Jakarta,- Dalam seminggu terakhir, beberapa indikator makro menunjukkan sentimen positif, di antaranya rupiah yang semakin menguat, sampai hari menyentuh di bawah 14.000. Sedangkan IHSG sudah melompat di atas 5.000.
Ajib Hamdani, Ketua Bidang II BPP HIPMI, mengatakan indikator-indikator menarik untuk dikaji lebih lanjut, apakah penguatan ini disebabkan oleh kebijakan dalam negeri yang memang mendapat perhatian positif dari pelaku pasar, atau karena kondisi global yang mengalirkan casflow ke Indonesia sehingga memperbaiki indikator makro tersebut.
“Kebijakan makro, bisa kita lihat karena kebijakan Quantitative Easing oleh The Fed yang terus melakukan intervensi moneter untuk menggerakkan pasar secara lebih efisien karena kepanikan covid19, dengan membanjiri likuiditas.
Kebijakan The Fed di sisi lain yang akan memangkas suku bunga mendekati 0%, akan efektif menggerakkan likuiditas mengalir ke sektor riel,” kata Ajib, Selasa, (09/06/2020).
Lanjut Ajib, Seharusnya pemerintah menangkap kesempatan ini, untuk memperkuat perekonomian dalam negeri. Transformasi Ekonomi adalah gagasan Pak Jokowi yang perlu secara konsisten diterjemahkan menjadi program nyata di lapangan.
kepada sumber daya alam, selanjutnya perlu digeser ke sektor manufaktur, hilirisasi, dan pembuatan nilai tambah atas komoditas-komoditas unggulan yang mempunyai comparative advantages.
“Pemerintah harus lebih banyak mengalokasikan anggaran untuk sisi supply yang menggerakkan produktivitas, tetapi harus secara masif ke sektor UKM, sehingga multiplier effect nya akan mengungkit kemampuan demand nya karena ekonomi akan kembali berputar,” tambah Ajib.

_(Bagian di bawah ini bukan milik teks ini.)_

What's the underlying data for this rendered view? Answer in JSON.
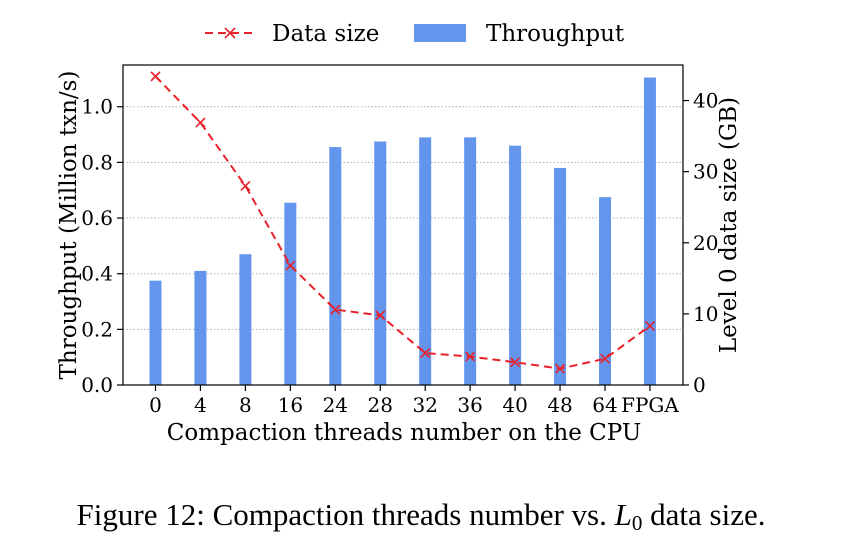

Sektor pertanian, sektor maritim dan sektor UKM adalah sektor prioritas yang perlu digenjot. Relaksasi kredit dan penambahan working capital akan menjadi pengungkit ekonomi sektor ini.
Ajib juga membandingkan dengan alokasi untuk BUMN, alokasi untuk UKM lebih memberikan daya ungkit ekonomi positif, karena ekonomi sektor UKM ini mempunyai efisiensi tinggi dan berdampak ke kemampuan disposible income masyarakat secara langsung dibandingkan dengan BUMN.
“Ketika masih terjadi perdebatan dan Indonesia tidak berani melakukan quantitative easing sendiri karena kekhawatiran inflasi, pemerintah bisa menangkap positif kebijakan quantitative easing The Fed dan negara eropa, untuk memperkuat transformasi ekonomi untuk penguatan ekonomi dalam negeri,” tutup Ajib kepada awak media di Jakarta.
Dengan size ekonomi yang potensial terus membesar dan konsistensi hilirisasi ekonomi yang berkelanjutan, justru selanjutnya kita menunggu keberanian pemerintah untuk melakukan quantitative easing sendiri untuk memenuhi kebutuhan Program Pemulihan Ekonomi Nasional.